The lawsuit asked for class action status, a move that if approved would let others join the case.
Emil Frank of Brooklyn, N.Y., complained that he had not been able to pre-order an iPhone 7 or 7 Plus on Friday because Apple limited the number of devices for Upgrade Program participants while letting others reserve new phones.
"[Apple] allowed non-iPhone Upgrade Program customers to snap up the limited inventory of the new devices while telling countless iPhone Upgrade Program customers to 'check back later,'" Frank asserted.
Apple unveiled the iPhone Upgrade Program last year when it rolled out the iPhone 6S and 6S Plus. The program -- a rival to the pay-as-you-go plans that U.S. carriers push -- lets customers pay monthly fees for a device. The AppleCare+ after-sale warranty plan is part of the deal, as is the right to get a new iPhone annually. After 12 payments, customers may turn in an older iPhone, re-enroll, and begin paying for a new model.

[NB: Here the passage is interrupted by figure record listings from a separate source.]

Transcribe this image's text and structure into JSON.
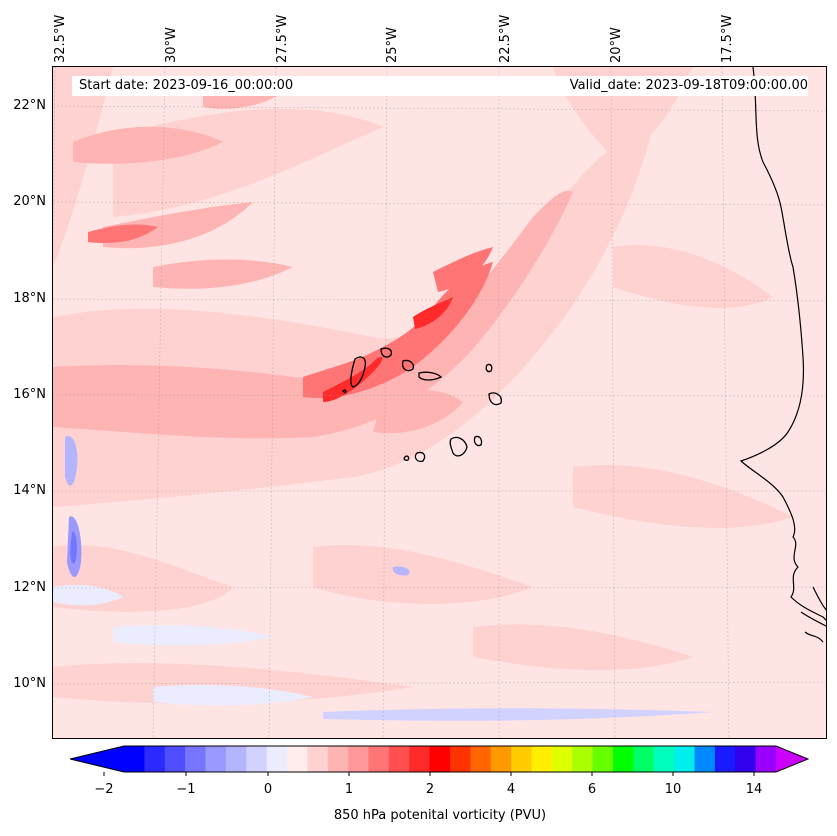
{
  "map": {
    "start_date": "Start date: 2023-09-16_00:00:00",
    "valid_date": "Valid_date: 2023-09-18T09:00:00.00",
    "lon_labels": [
      "32.5°W",
      "30°W",
      "27.5°W",
      "25°W",
      "22.5°W",
      "20°W",
      "17.5°W"
    ],
    "lat_labels": [
      "22°N",
      "20°N",
      "18°N",
      "16°N",
      "14°N",
      "12°N",
      "10°N"
    ],
    "field": "potential vorticity",
    "coastline_color": "#000000",
    "background_color": "#ffe4e4"
  },
  "colorbar": {
    "label": "850 hPa potenital vorticity (PVU)",
    "tick_labels": [
      "−2",
      "−1",
      "0",
      "1",
      "2",
      "4",
      "6",
      "10",
      "14"
    ],
    "colors": [
      "#0000ff",
      "#2a2aff",
      "#4f4fff",
      "#7575ff",
      "#9999ff",
      "#b4b4ff",
      "#d2d2ff",
      "#ececff",
      "#ffecec",
      "#ffd2d2",
      "#ffb4b4",
      "#ff9999",
      "#ff7575",
      "#ff4f4f",
      "#ff2a2a",
      "#ff0000",
      "#ff3300",
      "#ff6600",
      "#ff9900",
      "#ffcc00",
      "#ffee00",
      "#ddff00",
      "#aaff00",
      "#66ff00",
      "#00ff00",
      "#00ff66",
      "#00ffbb",
      "#00eeee",
      "#0088ff",
      "#1a1aff",
      "#3300ee",
      "#9900ff"
    ],
    "under_color": "#0000ff",
    "over_color": "#cc00ff",
    "extend": "both"
  }
}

Analysts characterized the Upgrade Program last year as yet another way for Apple to lock its customers into its ecosystem. The plan is available only in the U.S., and only through Apple's brick-and-mortar stores.
Frank was frustrated when he tried to order a replacement for his current iPhone 6S Plus.

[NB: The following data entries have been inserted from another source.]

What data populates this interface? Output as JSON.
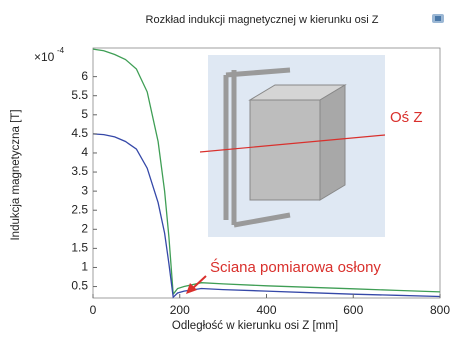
{
  "chart_data": {
    "type": "line",
    "title": "Rozkład indukcji magnetycznej w kierunku osi Z",
    "x_label": "Odległość w kierunku osi Z [mm]",
    "y_label": "Indukcja magnetyczna [T]",
    "y_multiplier": "×10",
    "y_multiplier_exponent": "-4",
    "annotations": [
      "Oś Z",
      "Ściana pomiarowa osłony"
    ],
    "x": [
      0,
      25,
      50,
      75,
      100,
      125,
      150,
      165,
      175,
      185,
      195,
      210,
      250,
      300,
      400,
      500,
      600,
      700,
      800
    ],
    "series": [
      {
        "color": "#3f9e55",
        "values": [
          6.72,
          6.68,
          6.58,
          6.45,
          6.2,
          5.6,
          4.3,
          3.0,
          1.8,
          0.3,
          0.45,
          0.5,
          0.6,
          0.57,
          0.52,
          0.48,
          0.44,
          0.4,
          0.36
        ]
      },
      {
        "color": "#3548a8",
        "values": [
          4.5,
          4.48,
          4.42,
          4.3,
          4.1,
          3.6,
          2.7,
          1.9,
          1.1,
          0.22,
          0.33,
          0.38,
          0.45,
          0.42,
          0.38,
          0.34,
          0.3,
          0.27,
          0.24
        ]
      }
    ],
    "xlim": [
      0,
      800
    ],
    "ylim": [
      0.2,
      6.75
    ],
    "xticks": [
      0,
      200,
      400,
      600,
      800
    ],
    "yticks": [
      0.5,
      1,
      1.5,
      2,
      2.5,
      3,
      3.5,
      4,
      4.5,
      5,
      5.5,
      6
    ]
  }
}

"Mr. Frank woke up at 2:45 a.m. New York time [on Sept. 9] and was shocked to find that within moments, it was impossible to find an iPhone under the program anywhere near his location in New York City," the lawsuit stated. "He began searching in other parts of the state, as he was willing to drive to Buffalo or Albany to get access to his new phone, all to no avail. He expanded his search as far as North Carolina and Maine: nowhere was he able to get the iPhone model he desired."

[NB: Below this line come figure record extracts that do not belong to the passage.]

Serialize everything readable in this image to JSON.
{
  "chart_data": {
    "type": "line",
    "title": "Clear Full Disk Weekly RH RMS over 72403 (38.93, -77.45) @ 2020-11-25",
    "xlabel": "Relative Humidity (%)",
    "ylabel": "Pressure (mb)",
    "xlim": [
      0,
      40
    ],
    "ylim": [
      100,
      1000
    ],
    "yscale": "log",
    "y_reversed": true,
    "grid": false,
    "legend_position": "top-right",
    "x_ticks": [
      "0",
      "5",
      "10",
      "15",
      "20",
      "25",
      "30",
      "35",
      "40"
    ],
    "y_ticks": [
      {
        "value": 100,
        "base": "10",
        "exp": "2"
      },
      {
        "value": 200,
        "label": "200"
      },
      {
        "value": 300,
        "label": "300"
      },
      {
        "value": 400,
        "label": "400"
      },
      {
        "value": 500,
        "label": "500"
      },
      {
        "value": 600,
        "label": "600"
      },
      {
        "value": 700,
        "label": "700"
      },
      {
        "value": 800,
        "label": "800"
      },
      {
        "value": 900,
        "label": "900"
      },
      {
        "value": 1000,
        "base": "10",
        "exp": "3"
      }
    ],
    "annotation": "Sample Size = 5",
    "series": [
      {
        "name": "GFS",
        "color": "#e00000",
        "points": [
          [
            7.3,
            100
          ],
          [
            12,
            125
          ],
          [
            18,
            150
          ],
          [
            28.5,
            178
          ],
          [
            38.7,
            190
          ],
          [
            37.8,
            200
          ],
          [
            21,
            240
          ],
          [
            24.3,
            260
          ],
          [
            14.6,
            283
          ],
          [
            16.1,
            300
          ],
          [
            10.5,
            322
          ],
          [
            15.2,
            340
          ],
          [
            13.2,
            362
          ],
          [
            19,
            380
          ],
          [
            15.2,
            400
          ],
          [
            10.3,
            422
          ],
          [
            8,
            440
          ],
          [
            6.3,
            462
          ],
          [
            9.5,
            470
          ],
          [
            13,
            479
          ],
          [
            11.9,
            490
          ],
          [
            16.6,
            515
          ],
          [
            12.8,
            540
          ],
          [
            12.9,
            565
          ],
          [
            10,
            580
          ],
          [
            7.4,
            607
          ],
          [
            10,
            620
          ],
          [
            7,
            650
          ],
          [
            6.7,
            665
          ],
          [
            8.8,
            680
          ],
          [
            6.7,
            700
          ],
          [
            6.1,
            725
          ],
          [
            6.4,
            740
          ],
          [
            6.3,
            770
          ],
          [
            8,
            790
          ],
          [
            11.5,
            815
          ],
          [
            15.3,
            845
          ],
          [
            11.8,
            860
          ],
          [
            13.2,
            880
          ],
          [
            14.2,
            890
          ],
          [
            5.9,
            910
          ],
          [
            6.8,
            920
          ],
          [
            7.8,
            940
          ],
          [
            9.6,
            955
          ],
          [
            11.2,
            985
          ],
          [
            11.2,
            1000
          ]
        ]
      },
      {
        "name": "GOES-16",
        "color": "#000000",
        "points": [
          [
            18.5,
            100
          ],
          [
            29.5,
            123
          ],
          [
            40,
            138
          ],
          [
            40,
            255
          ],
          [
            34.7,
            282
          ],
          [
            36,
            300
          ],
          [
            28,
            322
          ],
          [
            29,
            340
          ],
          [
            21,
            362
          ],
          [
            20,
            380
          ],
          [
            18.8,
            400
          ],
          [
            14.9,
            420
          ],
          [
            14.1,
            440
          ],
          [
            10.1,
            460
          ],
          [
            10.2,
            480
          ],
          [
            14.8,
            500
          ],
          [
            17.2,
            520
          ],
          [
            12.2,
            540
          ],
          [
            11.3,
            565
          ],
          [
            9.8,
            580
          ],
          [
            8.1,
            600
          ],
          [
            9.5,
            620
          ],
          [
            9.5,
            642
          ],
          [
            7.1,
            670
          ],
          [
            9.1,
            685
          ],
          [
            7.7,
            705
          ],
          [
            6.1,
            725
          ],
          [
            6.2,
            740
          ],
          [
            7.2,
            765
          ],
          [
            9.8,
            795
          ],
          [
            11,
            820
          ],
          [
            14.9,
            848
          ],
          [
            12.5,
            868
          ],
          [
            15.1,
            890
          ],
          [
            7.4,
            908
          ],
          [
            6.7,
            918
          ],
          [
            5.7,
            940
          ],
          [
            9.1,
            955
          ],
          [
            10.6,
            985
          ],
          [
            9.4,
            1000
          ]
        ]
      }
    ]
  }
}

Because he was unable to pre-order an iPhone 7 or 7 Plus under the Upgrade Program, Frank purchased a new phone for around $950. But he will still be obligated to make another year's worth of payments on his iPhone 6S Plus.
Frank's argument was that while Apple had a large stock of new iPhones to distribute as pre-orders, it limited the number it allocated to each store that were to be set aside for Upgrade Program participants. Most of those who signed up, Frank's lawsuit contended, would thus not be able to get a new iPhone with 12 months of their prior purchase, as Apple promised.
If a participant bought an iPhone 6S under the program last September, but did not receive a new iPhone 7 until November, he or she would end up making 14 payments, not 12. That, in turn, would delay the right to a new next iPhone to November 2017, at the earliest.
"Shockingly, the very customers who are most likely to value receiving new iPhones as soon as they are available are the ones Apple courted with their iPhone Upgrade Program," the suit read. "These customers are now in a worse position than every other iPhone customer because they joined the program."
Frank's lawsuit charged Apple with violations of both federal and California state laws, and besides seeking class-action status, demanded unspecified "compensatory and punitive damages."
Frank was represented by Boston-based law firm Block & Leviton, which on its website solicited other Upgrade Program participants who "have been affected by these issues."